On s'habitue à tout, même à la maltraitance. A l'indifférence à sa propre souffrance. On arrête de sourire. Le miroir renvoie un visage où les traits s'effondrent de désespoir. Avec parfois une ombre ou deux, meurtrissures banales. On s'habitue à tout. On a cherché toutes les solutions. On a envisagé toutes les portes de sortie. Mais le tunnel n'a pas de fin. A part peut-être la mort. L'échappée belle...
Au jour le jour, il y a l'autre. Celui qui prend plaisir à humilier, à traiter le soi-disant être "aimé" comme un objet, une boîte vide entre poussière et poubelle. Parfois on remplit la boîte de tous les reproches, de toutes les fautes qu'un "nous" imaginaire ne saurait assumer. Le plus drôle, c'est que tout ça n'a plus d'importance.
De temps à autre, il y a les autres. Ceux qu'on ne connaît pas.
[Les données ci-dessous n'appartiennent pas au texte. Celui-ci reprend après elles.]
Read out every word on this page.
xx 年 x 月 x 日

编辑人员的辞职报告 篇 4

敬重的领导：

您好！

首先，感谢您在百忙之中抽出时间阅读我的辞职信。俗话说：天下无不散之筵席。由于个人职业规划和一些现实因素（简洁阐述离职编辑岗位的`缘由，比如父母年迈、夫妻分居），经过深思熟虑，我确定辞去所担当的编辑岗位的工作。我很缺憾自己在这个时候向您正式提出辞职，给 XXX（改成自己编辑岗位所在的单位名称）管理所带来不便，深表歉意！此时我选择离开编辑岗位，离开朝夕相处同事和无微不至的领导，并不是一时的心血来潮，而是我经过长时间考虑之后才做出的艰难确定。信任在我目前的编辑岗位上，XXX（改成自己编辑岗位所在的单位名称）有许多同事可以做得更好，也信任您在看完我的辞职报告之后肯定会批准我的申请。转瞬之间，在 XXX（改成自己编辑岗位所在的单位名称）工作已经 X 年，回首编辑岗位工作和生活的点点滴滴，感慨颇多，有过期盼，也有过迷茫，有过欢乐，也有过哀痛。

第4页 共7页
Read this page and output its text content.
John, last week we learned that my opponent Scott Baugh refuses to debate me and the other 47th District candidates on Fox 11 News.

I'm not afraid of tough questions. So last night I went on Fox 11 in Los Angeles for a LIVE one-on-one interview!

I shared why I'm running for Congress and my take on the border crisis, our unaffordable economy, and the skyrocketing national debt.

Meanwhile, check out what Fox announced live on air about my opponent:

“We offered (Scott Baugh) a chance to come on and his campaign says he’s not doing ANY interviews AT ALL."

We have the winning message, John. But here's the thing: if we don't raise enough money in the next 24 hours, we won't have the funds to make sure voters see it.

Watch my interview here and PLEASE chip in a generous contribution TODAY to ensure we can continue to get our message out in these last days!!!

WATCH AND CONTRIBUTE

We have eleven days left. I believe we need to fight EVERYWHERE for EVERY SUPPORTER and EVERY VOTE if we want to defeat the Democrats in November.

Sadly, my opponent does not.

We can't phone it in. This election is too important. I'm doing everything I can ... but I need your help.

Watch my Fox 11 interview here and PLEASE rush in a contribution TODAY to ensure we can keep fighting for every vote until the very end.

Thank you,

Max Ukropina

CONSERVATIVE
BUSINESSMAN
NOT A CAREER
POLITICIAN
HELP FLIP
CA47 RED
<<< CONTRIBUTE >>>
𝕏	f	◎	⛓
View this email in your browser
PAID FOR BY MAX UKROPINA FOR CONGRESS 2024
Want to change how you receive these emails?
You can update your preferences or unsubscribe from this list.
Et parfois le retour, un instant, à la vie. Un inconnu qui vous parle comme à un être humain. Sans mépris, sans méchanceté ou arrière-pensée. Une attention si surprenante que ce simple "bonjour, comment ça va ?"... Et quelle étrange question, quand autour de vous, tout votre monde s'en fout. Des petits riens, souffles d'existence, brins de guérison. Comme si l'humanité existait encore, lointain horizon, souvenir de ce qui aurait dû être...
A l'envie d'hurler "au secours", se sont substitués silence et regards fuyants. L'instinct de se cacher pour éviter d'afficher un mal-être devenu indissimulable. Un visage qui se mure, un coeur qui se terre, et des yeux qui toujours portent l'orage.
On s'habitue à tout, même à sa propre mort.